Kritik übte Schönborn in diesem Zusammenhang an der „extrem restriktiven Politik unserer östlichen Nachbarn, die überhaupt keine Flüchtlinge mehr aufnehmen wollen“. Auch dem Vorstoß von Innenminister Herbert Kickl (FPÖ), wonach Asylanträge nur noch außerhalb Europas gestellt werden dürften, kann der Kardinal wenig abgewinnen: Das wäre „unvernünftig und gegen geltendes internationales Recht“.

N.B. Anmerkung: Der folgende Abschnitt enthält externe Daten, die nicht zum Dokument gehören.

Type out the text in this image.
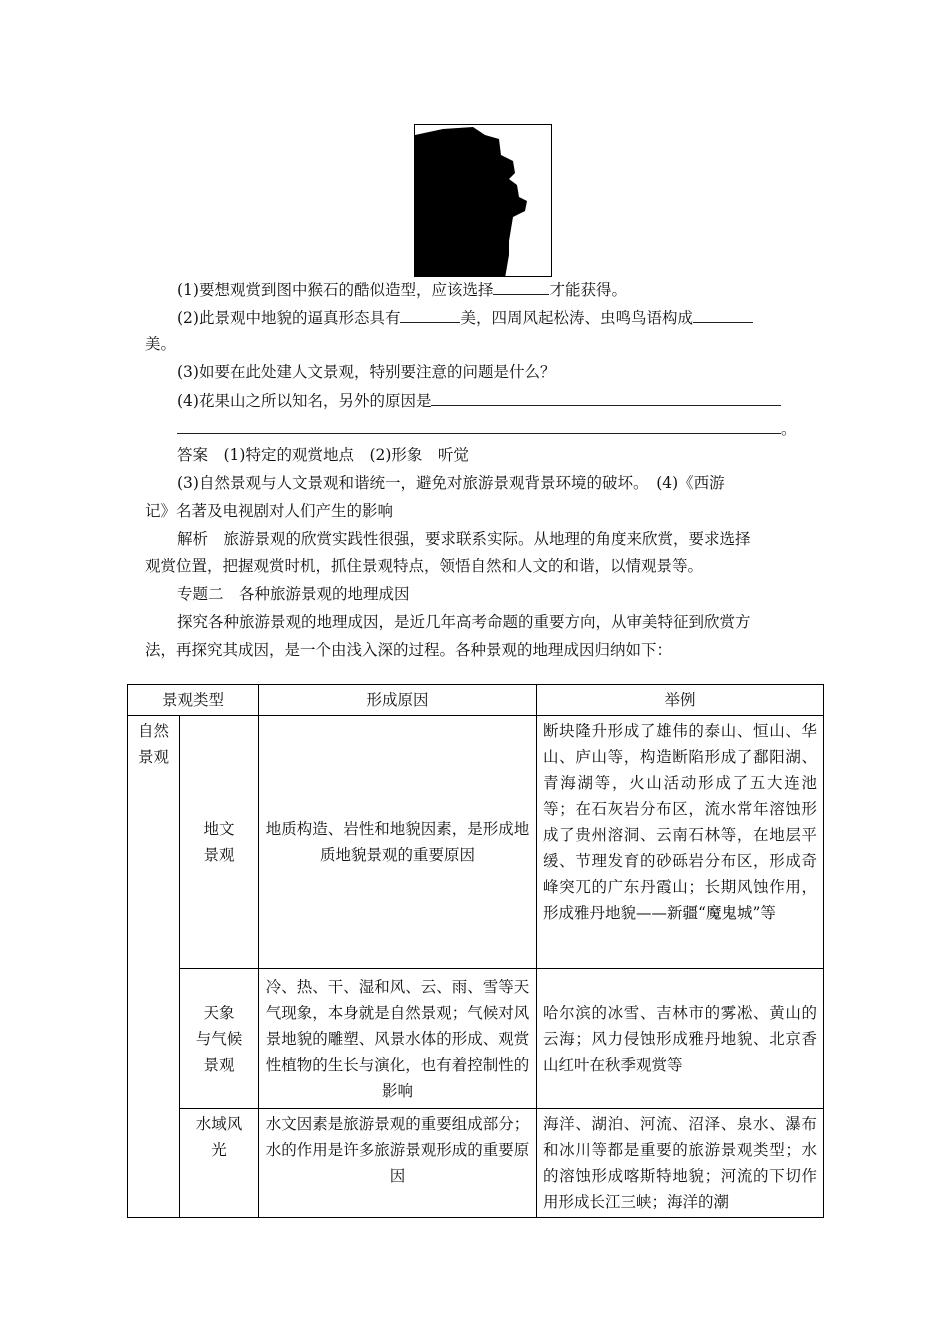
(1)要想观赏到图中猴石的酷似造型，应该选择	才能获得。
(2)此景观中地貌的逼真形态具有	美，四周风起松涛、虫鸣鸟语构成
美。
(3)如要在此处建人文景观，特别要注意的问题是什么？
(4)花果山之所以知名，另外的原因是
。
答案　(1)特定的观赏地点　(2)形象　听觉
(3)自然景观与人文景观和谐统一，避免对旅游景观背景环境的破坏。　(4)《西游
记》名著及电视剧对人们产生的影响
解析　旅游景观的欣赏实践性很强，要求联系实际。从地理的角度来欣赏，要求选择
观赏位置，把握观赏时机，抓住景观特点，领悟自然和人文的和谐，以情观景等。
专题二　各种旅游景观的地理成因
探究各种旅游景观的地理成因，是近几年高考命题的重要方向，从审美特征到欣赏方
法，再探究其成因，是一个由浅入深的过程。各种景观的地理成因归纳如下：
景观类型		形成原因	举例

自然
景观	地文
景观	地质构造、岩性和地貌因素，是形成地质地貌景观的重要原因	断块隆升形成了雄伟的泰山、恒山、华山、庐山等，构造断陷形成了鄱阳湖、青海湖等，火山活动形成了五大连池等；在石灰岩分布区，流水常年溶蚀形成了贵州溶洞、云南石林等，在地层平缓、节理发育的砂砾岩分布区，形成奇峰突兀的广东丹霞山；长期风蚀作用，形成雅丹地貌——新疆“魔鬼城”等

	天象
与气候
景观	冷、热、干、湿和风、云、雨、雪等天气现象，本身就是自然景观；气候对风景地貌的雕塑、风景水体的形成、观赏性植物的生长与演化，也有着控制性的影响	哈尔滨的冰雪、吉林市的雾凇、黄山的云海；风力侵蚀形成雅丹地貌、北京香山红叶在秋季观赏等

	水域风
光	水文因素是旅游景观的重要组成部分；水的作用是许多旅游景观形成的重要原因	海洋、湖泊、河流、沼泽、泉水、瀑布和冰川等都是重要的旅游景观类型；水的溶蚀形成喀斯特地貌；河流的下切作用形成长江三峡；海洋的潮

„Gott sei Dank hohe Standards“

Es gebe viele Pfarren, die Flüchtlinge aufgenommen haben. „Die sind zum Teil sehr gut integriert, es sind Freundschaften entstanden“, wies Schönborn hin. „Wenn dann plötzlich eine Abschiebung kommt, ist das nicht nur ein Drama für die Flüchtlingsfamilien, sondern auch für die Menschen, die sich intensiv um sie gekümmert haben.“

Dass viele Menschen in Österreich das Gefühl haben, für Asylwerber werde alles und für sie selbst wenig getan, kommentierte Schönborn mit: „Wir haben Gott sei Dank sehr hohe soziale Standards.“ Bei der Frage der Treffsicherheit müsse freilich immer nachjustiert werden. „Da der Sozialstaat aber immer missbraucht werden kann, muss das kontrolliert werden.“

Caritas muss manchmal widersprechen

Die nach der scharfen Caritas-Kritik an einer „Demontage“ des Sozialstaates publik gewordene Meinungsverschiedenheit mit der Bischofskonferenz bestand laut Schönborn „in der Prozedur, nicht in der Sache selber“. Wörtlich sagte der Kardinal: „Wenn die Caritas spricht, dann spricht die Caritas der katholischen Kirche. Die Caritas ist die Lobby für die, die keine Lobby haben. Sie soll sich nicht nur um die Armen kümmern, sie soll auch eine Stimme für die Armen sein.“

Schönborn erinnerte an ein Wort des legendären Caritas-Präsidenten Leopold Ungar: „Jesus hat die Kirche nicht zum Jasagen gegründet.“ Es gebe Momente, in denen Widerspruch angesagt ist, hielt Schönborn fest. „Es darf nur nicht der permanente Widerspruch sein.“ Doch zwischen den politischen Verantwortlichen und der Caritas gebe es „im Großen und Ganzen eine sehr gute Kooperation“.